Perguntou a algumas colegas, mas nenhuma sabia mais do que o nome e que era viúva e com dois filhos. Afinal ela era só a empregada de limpeza, porque, raio haveriam de saber mais do que isso?
Rita sentiu-se furiosa com aquelas pessoas, mas nada disse, porque olhando para si ela tinha-a tratado da mesma forma, ou quase. Tinha aceite a sua ajuda sem nada oferecer em troca, nem sequer a sua amizade, o seu cuidado.
Foi nesse momento que decidiu ensinar-lhe a usar um computador, custasse o que custasse.
Já tinha falado nisso ao João e já o tinha convencido a deixá-las usar a sua casa, agora só faltava convencer a Maria a lá ir.
 Iria também ajudá-la a arranjar outro emprego, um emprego melhor. Ela merecia mais do que isto, mas primeiro tinha de aprender a trabalhar com computadores, e isso estava decidido, nem que para tal tivesse que….
Foi interrompida pelas gargalhadas de Odete que muito alto dizia à Joana que a partir daquele dia já só faltava uma. A outra já tinha “ido com os porcos”.
Rita primeiro não percebeu. Levantou os olhos do ecrã e ficou a olhar para as duas. Viu em Odete um sorriso de vitória e na outra um ar comprometido. De repente, “fez-se luz” na sua cabeça.
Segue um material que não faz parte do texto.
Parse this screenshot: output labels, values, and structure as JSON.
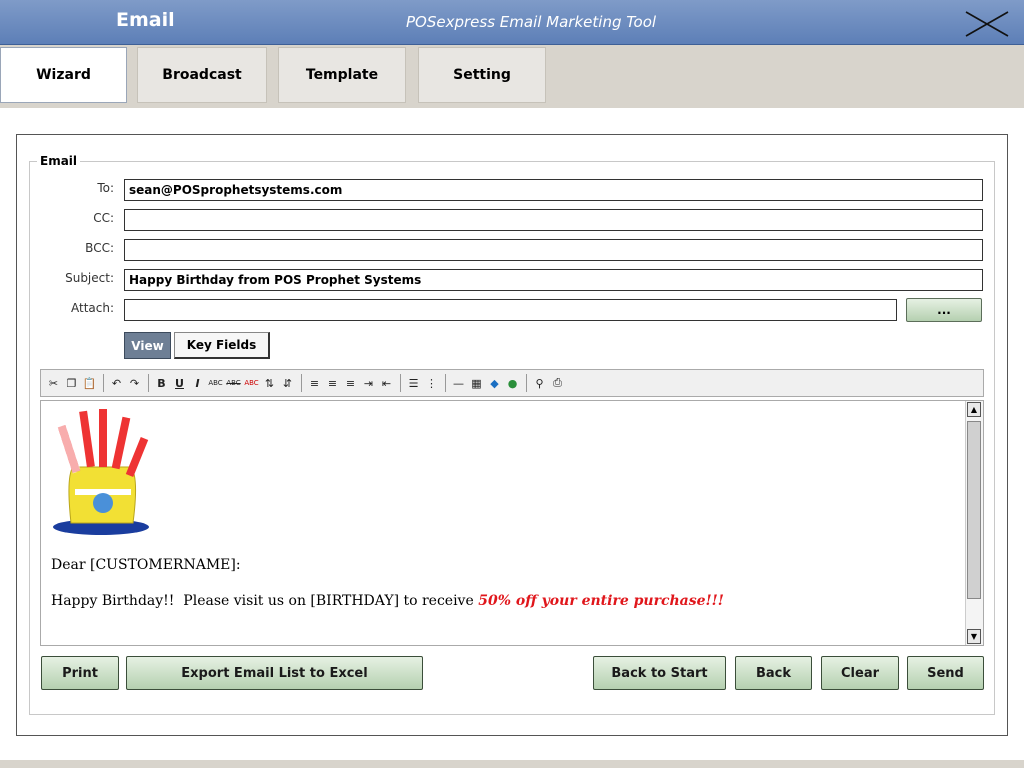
{
  "window": {
    "app_name": "Email",
    "subtitle": "POSexpress Email Marketing Tool",
    "close_icon": "close-x-icon"
  },
  "tabs": [
    {
      "label": "Wizard",
      "active": true
    },
    {
      "label": "Broadcast",
      "active": false
    },
    {
      "label": "Template",
      "active": false
    },
    {
      "label": "Setting",
      "active": false
    }
  ],
  "email": {
    "group_title": "Email",
    "to_label": "To:",
    "to_value": "sean@POSprophetsystems.com",
    "cc_label": "CC:",
    "cc_value": "",
    "bcc_label": "BCC:",
    "bcc_value": "",
    "subject_label": "Subject:",
    "subject_value": "Happy Birthday from POS Prophet Systems",
    "attach_label": "Attach:",
    "attach_value": "",
    "browse_label": "..."
  },
  "editor_toggles": {
    "view_label": "View",
    "key_fields_label": "Key Fields"
  },
  "toolbar_icons": [
    "cut-icon",
    "copy-icon",
    "paste-icon",
    "undo-icon",
    "redo-icon",
    "bold-icon",
    "underline-icon",
    "italic-icon",
    "small-caps-icon",
    "strikethrough-icon",
    "text-color-icon",
    "sort-ascending-icon",
    "sort-descending-icon",
    "align-left-icon",
    "align-center-icon",
    "align-right-icon",
    "indent-icon",
    "outdent-icon",
    "bulleted-list-icon",
    "numbered-list-icon",
    "horizontal-rule-icon",
    "table-icon",
    "image-icon",
    "link-icon",
    "find-icon",
    "print-icon"
  ],
  "message": {
    "image": "birthday-cake-hat-icon",
    "greeting": "Dear [CUSTOMERNAME]:",
    "body_prefix": "Happy Birthday!!  Please visit us on [BIRTHDAY] to receive ",
    "body_highlight": "50% off your entire purchase!!!",
    "highlight_color": "#e0161b"
  },
  "actions": {
    "print_label": "Print",
    "export_label": "Export Email List to Excel",
    "back_to_start_label": "Back to Start",
    "back_label": "Back",
    "clear_label": "Clear",
    "send_label": "Send"
  },
  "colors": {
    "titlebar": "#6f8ec2",
    "button_green": "#b5d0b0",
    "view_active": "#6e7f95"
  }
}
Levantou-se, vermelha de fúria, e esquecendo toda a prudência, avançou para Odete perguntando--lhe num tom de voz duro:
- Quem é que foi com os porcos?
Odete voltou-se altiva, e com um sorriso sarcástico respondeu-lhe ironicamente:
- Ai a menina não sabe? A sua amiguinha, a sua mãezinha, foi despedida hoje.
- Como? – Rita não queria acreditar.
- Como? Com uma ordem de despedimento. Apanhei-a a mexer no meu computador.
Zás!
O som de um estalo ecoou na sala que tinha ficado estática para assistir à conversa entre elas.